Log retrieval also supports forensic and compliance investigations. You can capture logs from a specific date to audit agent activity during a security event, review policy execution history, or validate that the agent is functioning correctly across your fleet. The flexible modes let you retrieve the most recent activity or focus on historical records as needed.

How log retrieval works

  1. Evaluation phase: The Worklet checks whether the file /var/log/amagent/amagent.log exists on the endpoint. If the file is present, the Worklet flags the endpoint as eligible and schedules remediation. If the file does not exist, the Worklet exits without taking action.

  2. Remediation phase: Based on the configured mode, the Worklet retrieves logs using tail, cat, or grep commands. Mode 1 retrieves the last 100 lines (default). Mode 2 retrieves the entire log file. Mode 3 retrieves all entries from a specified date. Mode 4 retrieves the last 100 lines from a specified date. The retrieved logs are output to standard output, which Automox captures and stores in the Activity Log.

Log retrieval requirements

  • Linux operating system (any distribution with bash shell)

  • Automox Agent installed and running with amagent.log file present at /var/log/amagent/amagent.log

  • Read permissions on the amagent.log file (typically available to the Automox Agent user)

  • For Mode 3 and Mode 4 (date-filtered queries): Set the desired_date variable in the Worklet configuration to the target date in yyyy/mm/dd format

Expected results after log retrieval

After the Worklet executes successfully, the amagent.log contents appear in the Automox Activity Log for the endpoint. You can view the logs directly in the console Activity tab. The output displays agent startup events, policy execution records, error messages, and other operational events. The exact content depends on which mode you configured and how long the agent has been running.

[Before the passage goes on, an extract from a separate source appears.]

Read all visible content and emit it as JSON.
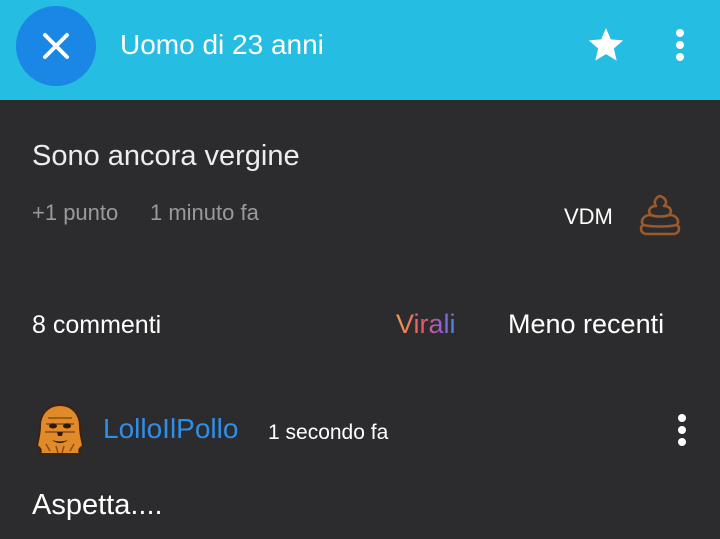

If you configured Mode 3 or Mode 4 with a specific date, you see only log entries from that date. This approach simplifies forensic investigations by isolating logs to the relevant timeframe. You can verify agent health by reviewing policy execution status, checking for error messages, and confirming that expected policies were evaluated and applied on the target date.

How to validate get automox agent log (amagent.log) changes

  1. Run this Worklet on a pilot Linux endpoint and review evaluation output for get automox agent log (amagent.log).

  2. Confirm Automox activity logs show successful completion and exit code 0.

  3. Verify endpoint state using checks aligned to evaluation script logic, such as exit, else.

  4. Validate remediation effects from script operations such as function, tail, cat, then rerun evaluation for compliance.